OrchestrationBench: LLM-Driven Agentic Planning and Tool Use in Multi-Domain Scenarios
Abstract
Recent progress in Large Language Models (LLMs) has transformed them from text generators into agentic systems capable of multi-step reasoning, structured planning, and tool use. However, existing benchmarks inadequately capture their ability to orchestrate complex workflows across multiple domains under realistic constraints. To address this, we propose OrchestrationBench, a multilingual (English/Korean) benchmark that systematically evaluates (1) workflow-based planning and (2) constraint-aware tool execution.

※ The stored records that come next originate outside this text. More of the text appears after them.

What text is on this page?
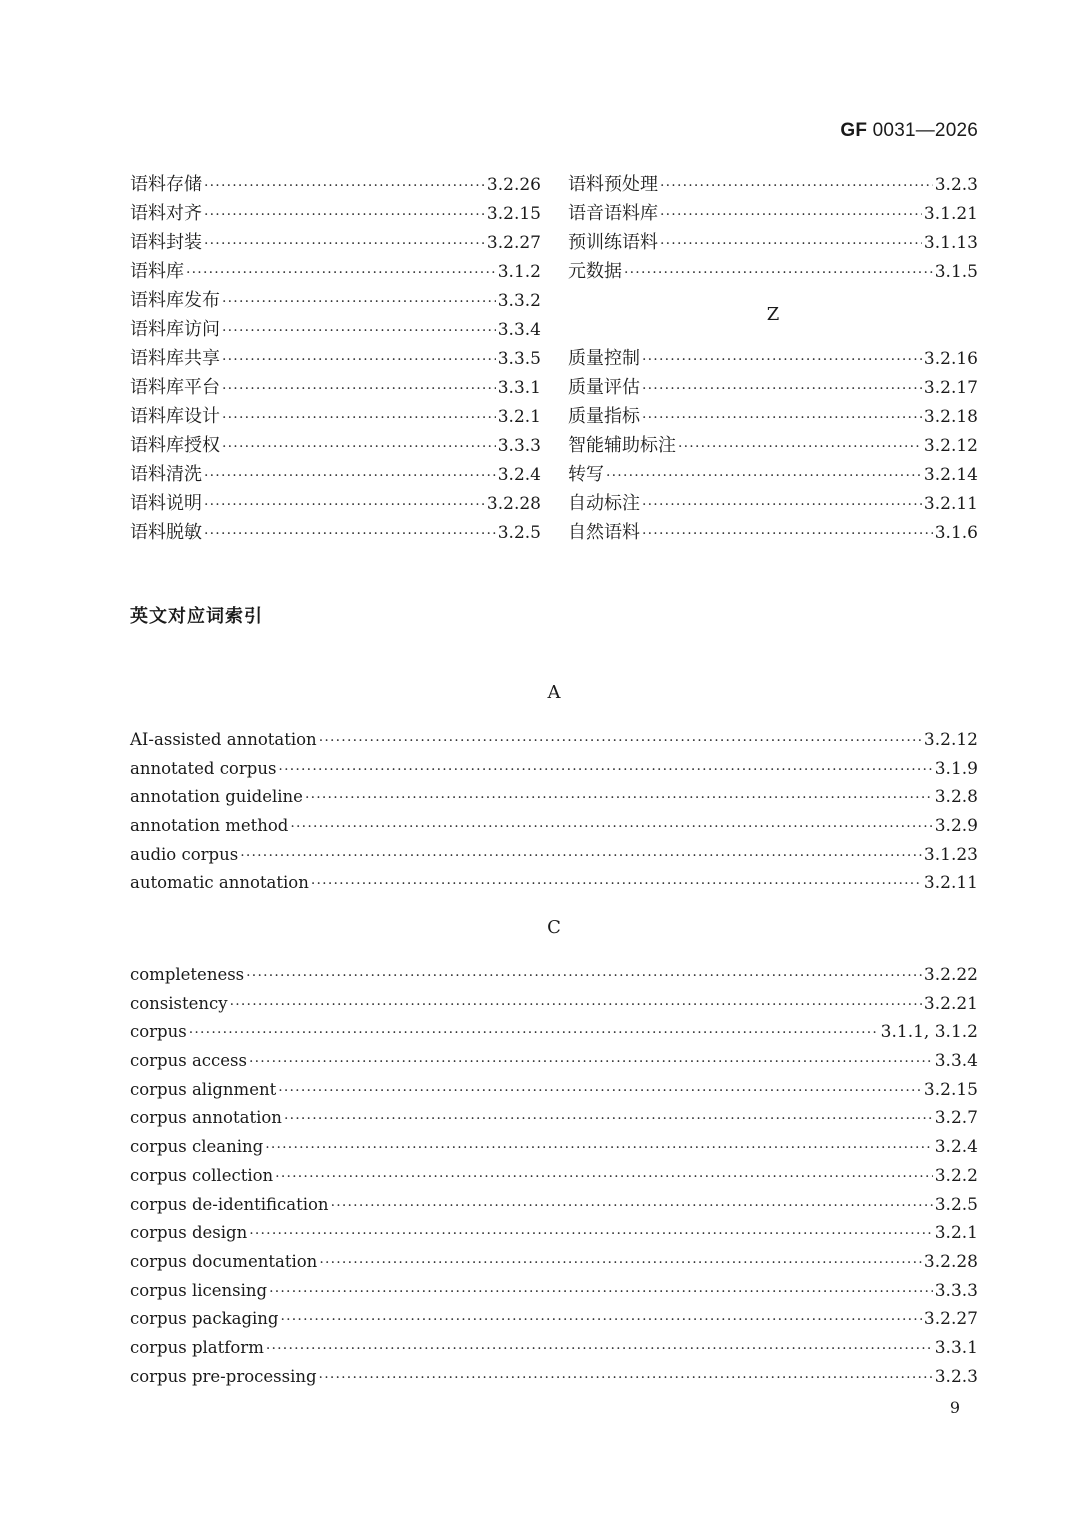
GF 0031—2026
语料存储 ·····	3.2.26
语料对齐 ·····	3.2.15
语料封装 ·····	3.2.27
语料库 ·····	3.1.2
语料库发布 ·····	3.3.2
语料库访问 ·····	3.3.4
语料库共享 ·····	3.3.5
语料库平台 ·····	3.3.1
语料库设计 ·····	3.2.1
语料库授权 ·····	3.3.3
语料清洗 ·····	3.2.4
语料说明 ·····	3.2.28
语料脱敏 ·····	3.2.5
语料预处理 ·····	3.2.3
语音语料库 ·····	3.1.21
预训练语料 ·····	3.1.13
元数据 ·····	3.1.5
Z
质量控制 ·····	3.2.16
质量评估 ·····	3.2.17
质量指标 ·····	3.2.18
智能辅助标注 ·····	3.2.12
转写 ·····	3.2.14
自动标注 ·····	3.2.11
自然语料 ·····	3.1.6
英文对应词索引
A
AI-assisted annotation ·····	3.2.12
annotated corpus ·····	3.1.9
annotation guideline ·····	3.2.8
annotation method ·····	3.2.9
audio corpus ·····	3.1.23
automatic annotation ·····	3.2.11
C
completeness ·····	3.2.22
consistency ·····	3.2.21
corpus ·····	3.1.1, 3.1.2
corpus access ·····	3.3.4
corpus alignment ·····	3.2.15
corpus annotation ·····	3.2.7
corpus cleaning ·····	3.2.4
corpus collection ·····	3.2.2
corpus de-identification ·····	3.2.5
corpus design ·····	3.2.1
corpus documentation ·····	3.2.28
corpus licensing ·····	3.3.3
corpus packaging ·····	3.2.27
corpus platform ·····	3.3.1
corpus pre-processing ·····	3.2.3
9
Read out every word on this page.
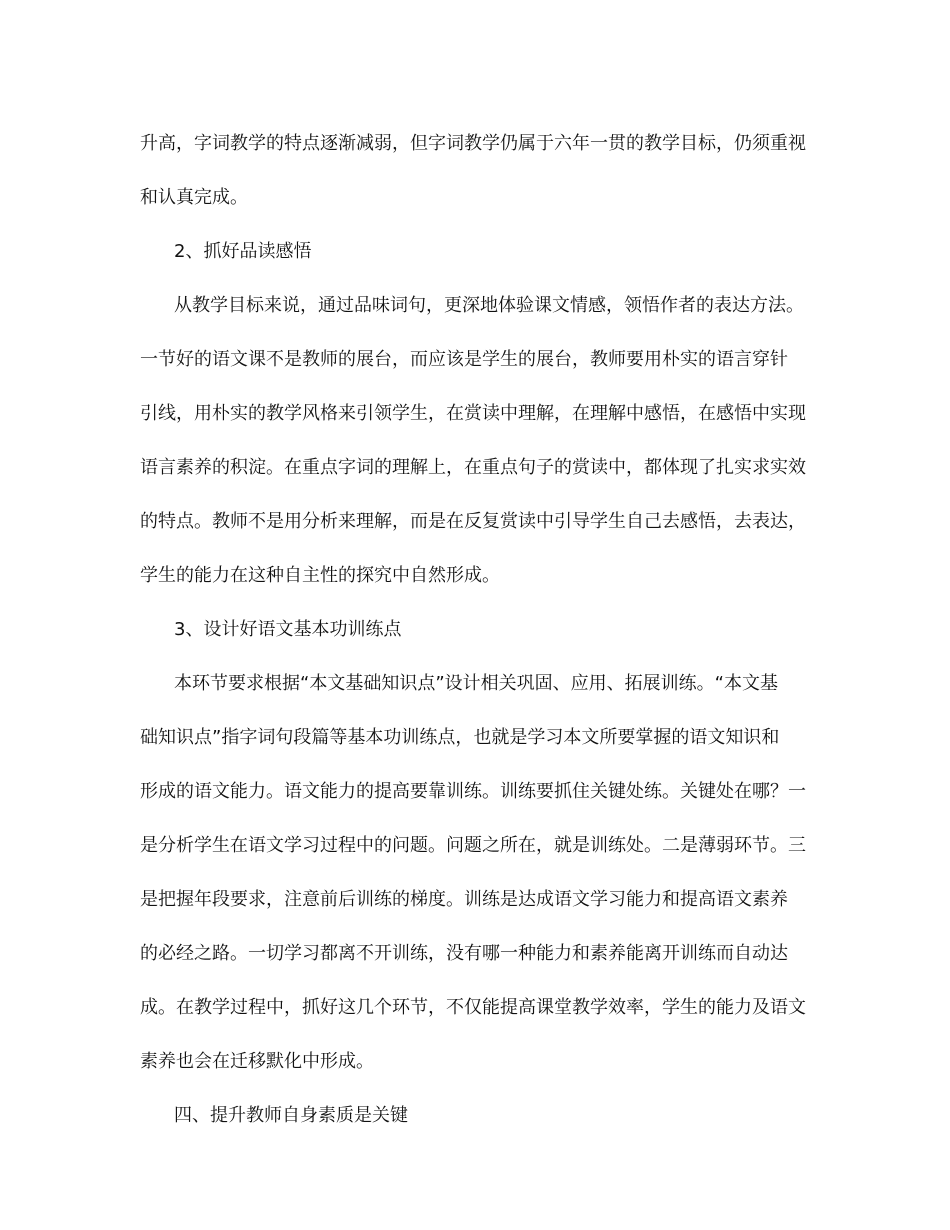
升高，字词教学的特点逐渐减弱，但字词教学仍属于六年一贯的教学目标，仍须重视
和认真完成。
2、抓好品读感悟
从教学目标来说，通过品味词句，更深地体验课文情感，领悟作者的表达方法。
一节好的语文课不是教师的展台，而应该是学生的展台，教师要用朴实的语言穿针
引线，用朴实的教学风格来引领学生，在赏读中理解，在理解中感悟，在感悟中实现
语言素养的积淀。在重点字词的理解上，在重点句子的赏读中，都体现了扎实求实效
的特点。教师不是用分析来理解，而是在反复赏读中引导学生自己去感悟，去表达，
学生的能力在这种自主性的探究中自然形成。
3、设计好语文基本功训练点
本环节要求根据“本文基础知识点”设计相关巩固、应用、拓展训练。“本文基
础知识点”指字词句段篇等基本功训练点，也就是学习本文所要掌握的语文知识和
形成的语文能力。语文能力的提高要靠训练。训练要抓住关键处练。关键处在哪？一
是分析学生在语文学习过程中的问题。问题之所在，就是训练处。二是薄弱环节。三
是把握年段要求，注意前后训练的梯度。训练是达成语文学习能力和提高语文素养
的必经之路。一切学习都离不开训练，没有哪一种能力和素养能离开训练而自动达
成。在教学过程中，抓好这几个环节，不仅能提高课堂教学效率，学生的能力及语文
素养也会在迁移默化中形成。
四、提升教师自身素质是关键
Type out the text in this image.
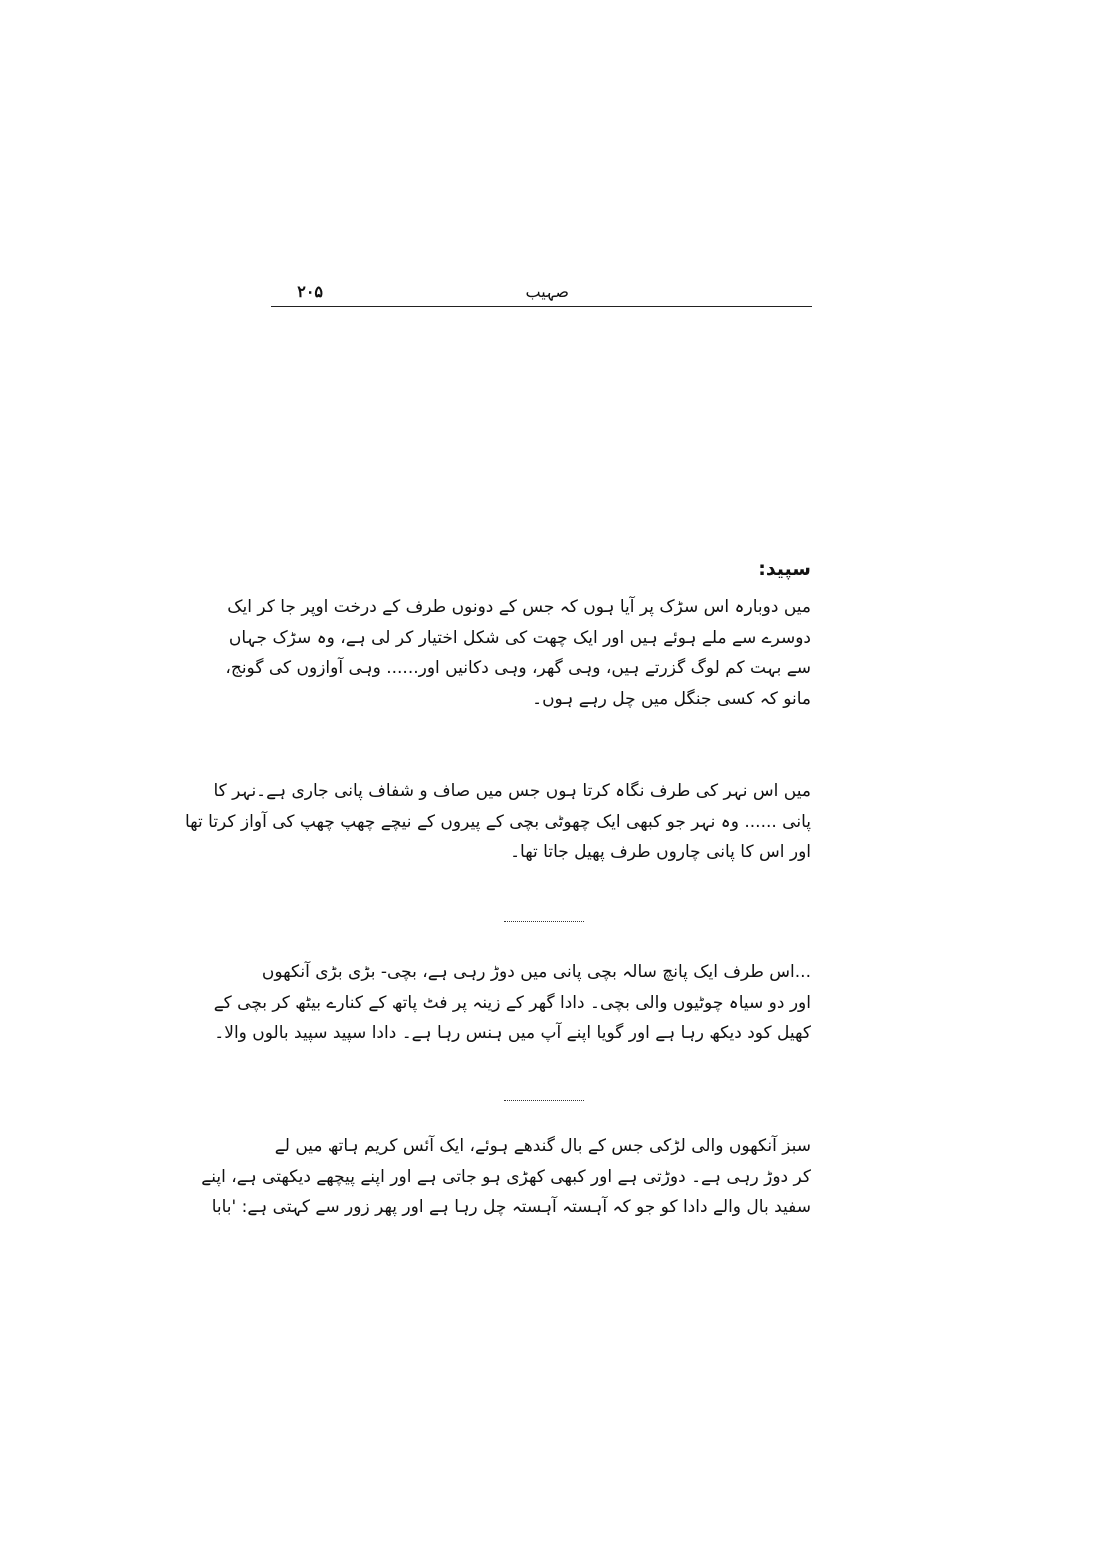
صہیب
۲۰۵
سپید:
میں دوبارہ اس سڑک پر آیا ہوں کہ جس کے دونوں طرف کے درخت اوپر جا کر ایک
دوسرے سے ملے ہوئے ہیں اور ایک چھت کی شکل اختیار کر لی ہے، وہ سڑک جہاں
سے بہت کم لوگ گزرتے ہیں، وہی گھر، وہی دکانیں اور...... وہی آوازوں کی گونج،
مانو کہ کسی جنگل میں چل رہے ہوں۔
میں اس نہر کی طرف نگاہ کرتا ہوں جس میں صاف و شفاف پانی جاری ہے۔نہر کا
پانی ...... وہ نہر جو کبھی ایک چھوٹی بچی کے پیروں کے نیچے چھپ چھپ کی آواز کرتا تھا
اور اس کا پانی چاروں طرف پھیل جاتا تھا۔
...اس طرف ایک پانچ سالہ بچی پانی میں دوڑ رہی ہے، بچی- بڑی بڑی آنکھوں
اور دو سیاہ چوٹیوں والی بچی۔ دادا گھر کے زینہ پر فٹ پاتھ کے کنارے بیٹھ کر بچی کے
کھیل کود دیکھ رہا ہے اور گویا اپنے آپ میں ہنس رہا ہے۔ دادا سپید سپید بالوں والا۔
سبز آنکھوں والی لڑکی جس کے بال گندھے ہوئے، ایک آئس کریم ہاتھ میں لے
کر دوڑ رہی ہے۔ دوڑتی ہے اور کبھی کھڑی ہو جاتی ہے اور اپنے پیچھے دیکھتی ہے، اپنے
سفید بال والے دادا کو جو کہ آہستہ آہستہ چل رہا ہے اور پھر زور سے کہتی ہے: 'بابا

OrchestrationBench spans 17 representative domains with nearly 100 realistic virtual tools, covering scenarios that require sequential/parallel planning and compliance with business constraints. Unlike previous work, it explicitly disentangles planning evaluation from tool execution evaluation, which assesses tool selection, argument extraction, validation, and rejection handling. Constructed entirely through manual annotation with cultural adaptation, the benchmark ensures authenticity, diversity, and freedom from model-specific biases. Extensive experiments across state-of-the-art models show that function calling performance is relatively consistent, whereas planning capabilities exhibit substantial variation across models, emphasizing the need for structured planning evaluation. As a living benchmark, OrchestrationBench is designed to expand toward new domains, tools, and integration enabling rigorous, cross-cultural, and service-ready evaluation of LLM orchestration capabilities. The benchmark is publicly available at GitHub.